[ClusterLabs] fence_mpath and failed IP

Mon Mar 30 22:56:26 EDT 2020

On Sat, 2020-02-22 at 03:50 +0200, Strahil Nikolov wrote:
> Hello community,
> 
> Recently I have started playing with fence_mpath and I have noticed
> that when the node is fenced,  the node is kicked out of the
> cluster  (corosync & pacemaker are shut down).
> 
> Fencing works correctly , but the IP address cannot be brought up on
> the designated 'replacement' host, because it was left on the old
> node.
> 
> I believe that this is a timing issue -  fenced node doesn't have the
> time to shutdown all it's resources before pacemaker dies locally.
> 
> Can someone confirm this behaviour on anothger distro,  as I'm
> currently testing it on RHEL7? If it is only for RedHat,  I can open
> a bug in the bugzilla.
> 
> Note: There is a workaround in order to reboot the node (using
> a  symbolic link to /etc/watchdog.d )  with the help of the
> fence_scsi or the fence_mpath scripts  in /usr/share/cluster .
> 
> 
> Best Regards,
> Strahil Nikolov

I'm not expert with fabric fencing, but from what I understand, this is
an inherent limitation. Cutting off the disk obviously has no effect on
resources (like an IP) that don't require that disk.

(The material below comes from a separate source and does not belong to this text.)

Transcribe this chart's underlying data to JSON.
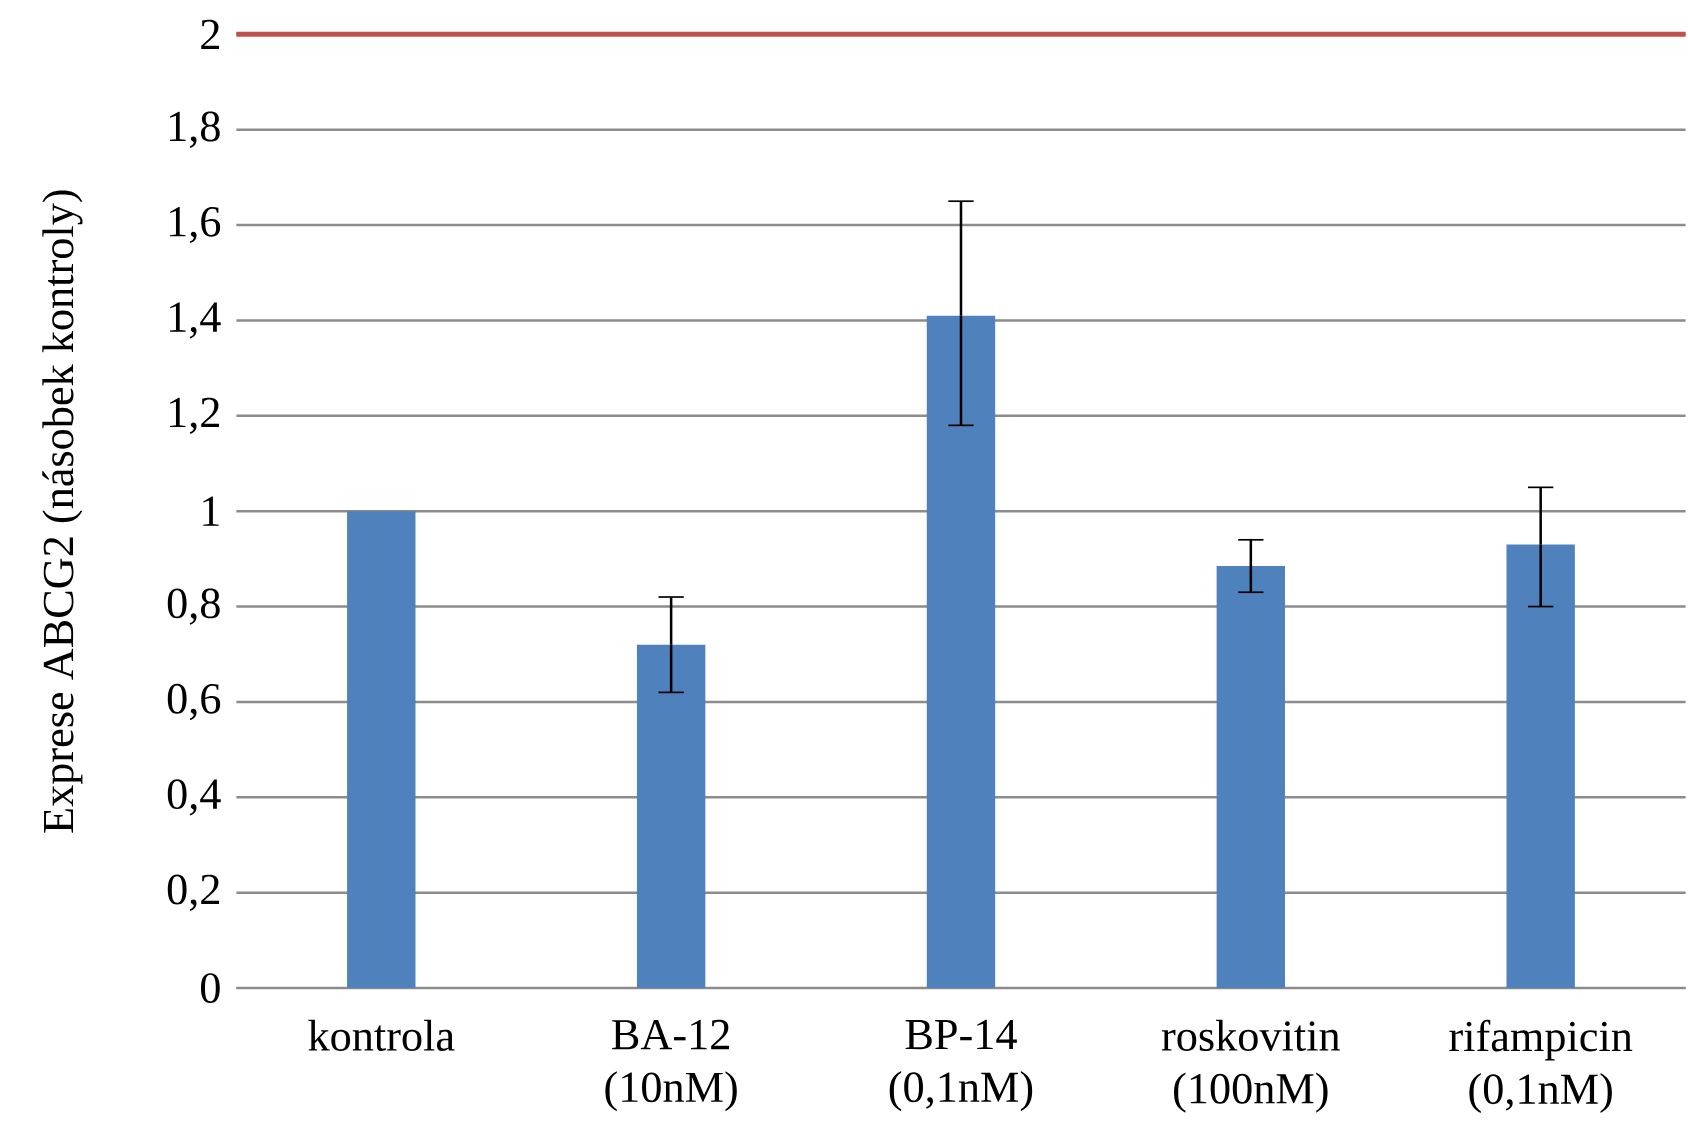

Pacemaker 2.0.3 added a new cluster property, "fence-reaction", that
controls what a node does when notified of its own fencing. That's
intended for cases like this (though it only is useful if the node is
still functioning well enough to process the notification). The default
of "stop" is pacemaker's traditional response -- immediately stop
pacemaker itself, which can leave resources running. Using "panic" will
make pacemaker halt the node instead.

In theory, the ideal solution would be to use a fencing topology to
combine disk fencing with network access fencing via a smart switch.
However there is a bug with that setup.

I'm not sure what people have traditionally done about the problem.
-- 
Ken Gaillot <kgaillot at redhat.com>